The following day, we took on the juicy intersection between love and power. As every Harvard lawyer gets asked, what are the “wise restraints that make men free?” After a compelling presentation on the neuroscience of power, one participant asked: “I’m convinced that power corrupts, but what if I have power? If I give it away, am I not just corrupting someone else? What is the responsible way to hold power, without being disconnected with love?”



On two of the evenings, we had community nights where we invited some guest speakers and performances, alongside our community friends from around the country. On one of the nights, we had the remarkable privilege of listening to stories from Gandhi’s grandson -- Rajmohan Gandhi -- alongside various other talks and Nimo’s musical premiere! On another night, Prahlad Tipanya-ji wowed us with songs of Kabir at the Gandhi Ashram, while kids offered a remarkable Jai Jagat performance. By the end, we were all up in a giant group embrace, that reminded us about the power of building bridges and stepping into our oneness.
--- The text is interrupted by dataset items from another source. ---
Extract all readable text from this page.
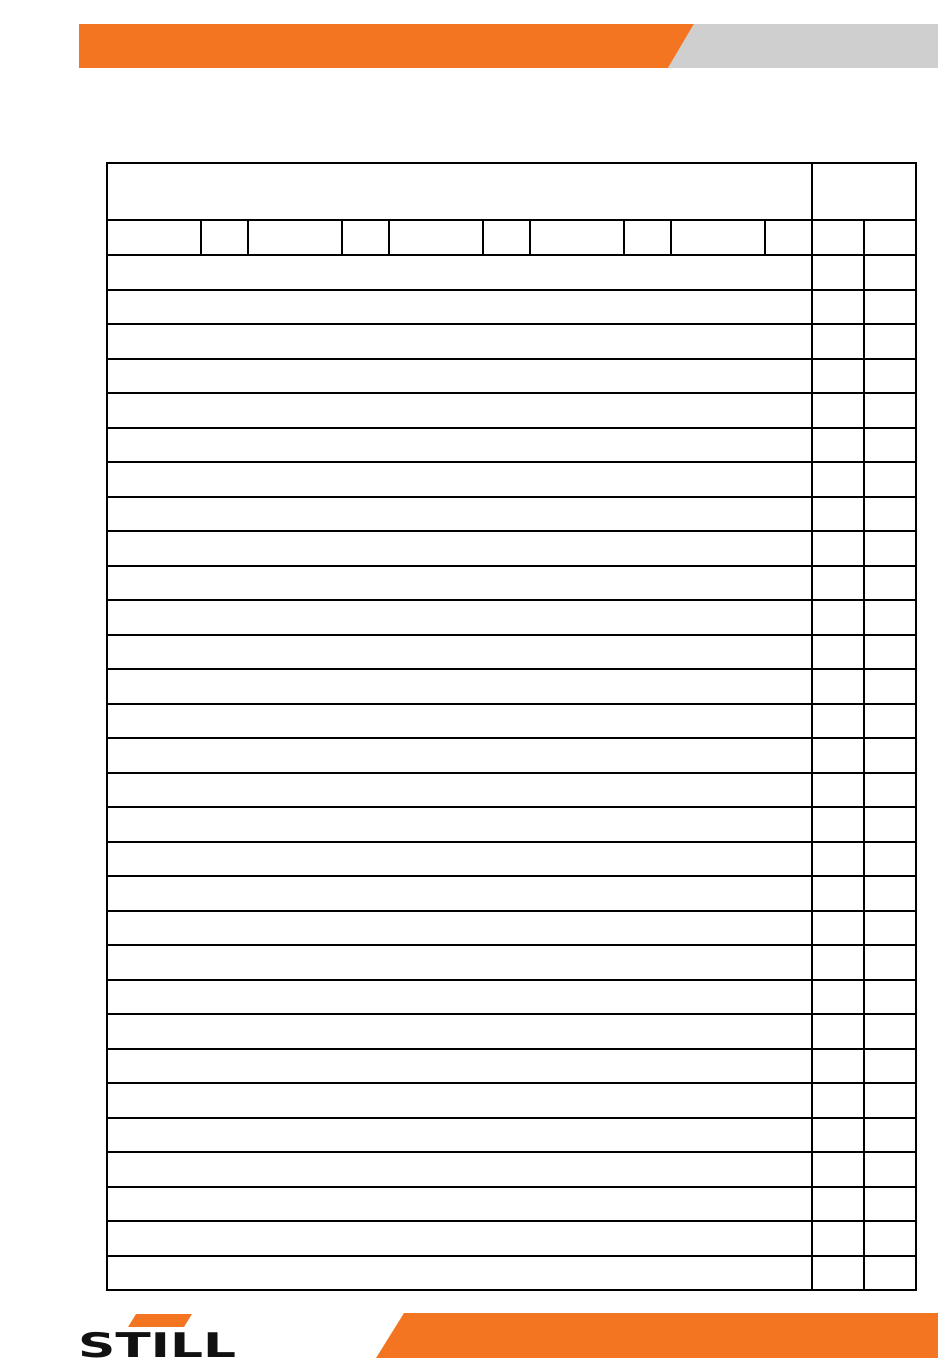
STILL
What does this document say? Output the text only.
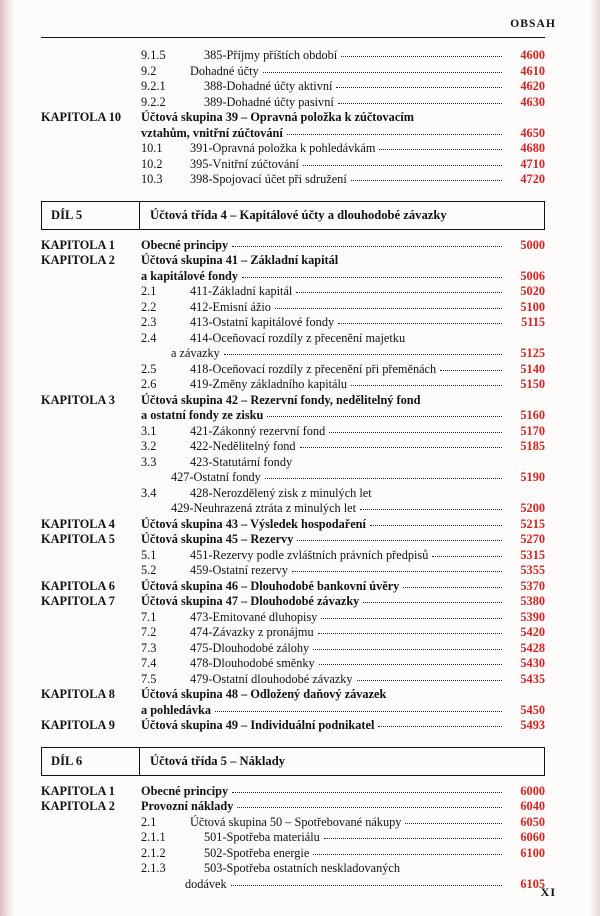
OBSAH
XI
9.1.5	385-Příjmy příštích období	4600
9.2	Dohadné účty	4610
9.2.1	388-Dohadné účty aktivní	4620
9.2.2	389-Dohadné účty pasivní	4630
KAPITOLA 10	Účtová skupina 39 – Opravná položka k zúčtovacím
vztahům, vnitřní zúčtování	4650
10.1	391-Opravná položka k pohledávkám	4680
10.2	395-Vnitřní zúčtování	4710
10.3	398-Spojovací účet při sdružení	4720
DÍL 5	Účtová třída 4 – Kapitálové účty a dlouhodobé závazky
KAPITOLA 1	Obecné principy	5000
KAPITOLA 2	Účtová skupina 41 – Základní kapitál
a kapitálové fondy	5006
2.1	411-Základní kapitál	5020
2.2	412-Emisní ážio	5100
2.3	413-Ostatní kapitálové fondy	5115
2.4	414-Oceňovací rozdíly z přecenění majetku
a závazky	5125
2.5	418-Oceňovací rozdíly z přecenění při přeměnách	5140
2.6	419-Změny základního kapitálu	5150
KAPITOLA 3	Účtová skupina 42 – Rezervní fondy, nedělitelný fond
a ostatní fondy ze zisku	5160
3.1	421-Zákonný rezervní fond	5170
3.2	422-Nedělitelný fond	5185
3.3	423-Statutární fondy
427-Ostatní fondy	5190
3.4	428-Nerozdělený zisk z minulých let
429-Neuhrazená ztráta z minulých let	5200
KAPITOLA 4	Účtová skupina 43 – Výsledek hospodaření	5215
KAPITOLA 5	Účtová skupina 45 – Rezervy	5270
5.1	451-Rezervy podle zvláštních právních předpisů	5315
5.2	459-Ostatní rezervy	5355
KAPITOLA 6	Účtová skupina 46 – Dlouhodobé bankovní úvěry	5370
KAPITOLA 7	Účtová skupina 47 – Dlouhodobé závazky	5380
7.1	473-Emitované dluhopisy	5390
7.2	474-Závazky z pronájmu	5420
7.3	475-Dlouhodobé zálohy	5428
7.4	478-Dlouhodobé směnky	5430
7.5	479-Ostatní dlouhodobé závazky	5435
KAPITOLA 8	Účtová skupina 48 – Odložený daňový závazek
a pohledávka	5450
KAPITOLA 9	Účtová skupina 49 – Individuální podnikatel	5493
DÍL 6	Účtová třída 5 – Náklady
KAPITOLA 1	Obecné principy	6000
KAPITOLA 2	Provozní náklady	6040
2.1	Účtová skupina 50 – Spotřebované nákupy	6050
2.1.1	501-Spotřeba materiálu	6060
2.1.2	502-Spotřeba energie	6100
2.1.3	503-Spotřeba ostatních neskladovaných
dodávek	6105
Courtesy of all-nighters by our media team, we already had a video before we had left the building:



Before one of the nights, we held a brainstorm about the Olympics. One of our participants happened to be an architect for the summer Olympics in Tokyo, and he asked us, “How can we bring these values onto the world stage?” In place of each country using the platform to showcase their own uniqueness, can Japan start a trend that leads with our shared universality? What if refugees lead with the flag? What would it take to design for compassion, over competition? How do we engage with 100 thousand volunteers in a way that sustains after the Olympics? Can we create a global arc with organizers of the Paris Olympics in 2024 and LA Olympics in 2028? It sparked a phenomenal series of ideas that is still continuing in various directions.



In such a setting, people think differently, they bridge easily, and they start to love effortlessly. It’s profoundly transformative. “I’ve been waiting my whole life for this,” Tsering said without hesitation. She wasn’t the only one to articulate that sense. “The retreat cracked me open and I never want to close up again,” David reflected.



Instead of delivering a talk on technology, Evan opted instead to offer a poem he had written for his 15 month old. “Only problem is that I don’t have an ending,” he joked. He shared an eloquent poem about the chasm between a gardener and a builder, and as he reached the climax of their polarity, he said, “Just an hour ago, I think I’ve found the ending.” And he read that ending:

“A key for a tree sounds good to me.
But what if first, we sit and have tea?
I’d like to know you before the day ends,
For I cannot go on without a good friend.”

The builder felt her heart melting, and she replied:
“Oh gardener thank you that puts me at ease
I am so sad that I killed all our trees.
I thought if you saw, that my house was snug,
It might mean that you’d come and give me a hug.”

This stunned the gardener.
So she’d really wanted to be friends all along?
He said to her:

“Oh builder, about the trees, please don’t feel sad!
Indeed your words fill me, and make me feel glad.
My friends the animals are quite wise
And they tell me that everything dies.
What matters is not death or life,
But rather that we get to live without strife.”

And the gardener replied:
“Then about our quarrel, let’s find a dove,
And instead let us live a life founded in love.”



During one of the visits to Gandhi’s prayer ground, Paulette had a profound experience. With deep poise and elegance, she later shared it from the very stage of the Gandhi Ashram: “I closed my eyes for a minute of silence and had a vision of Gandhi. ‘You must stand up,’ he said while lifting me up by the arm. ‘So many of us are behind you.’ While it was an experience I can’t forget for the rest of my life, I sense it was a message from Gandhi to all of us. The forces of love are eager to add wind beneath our sails.”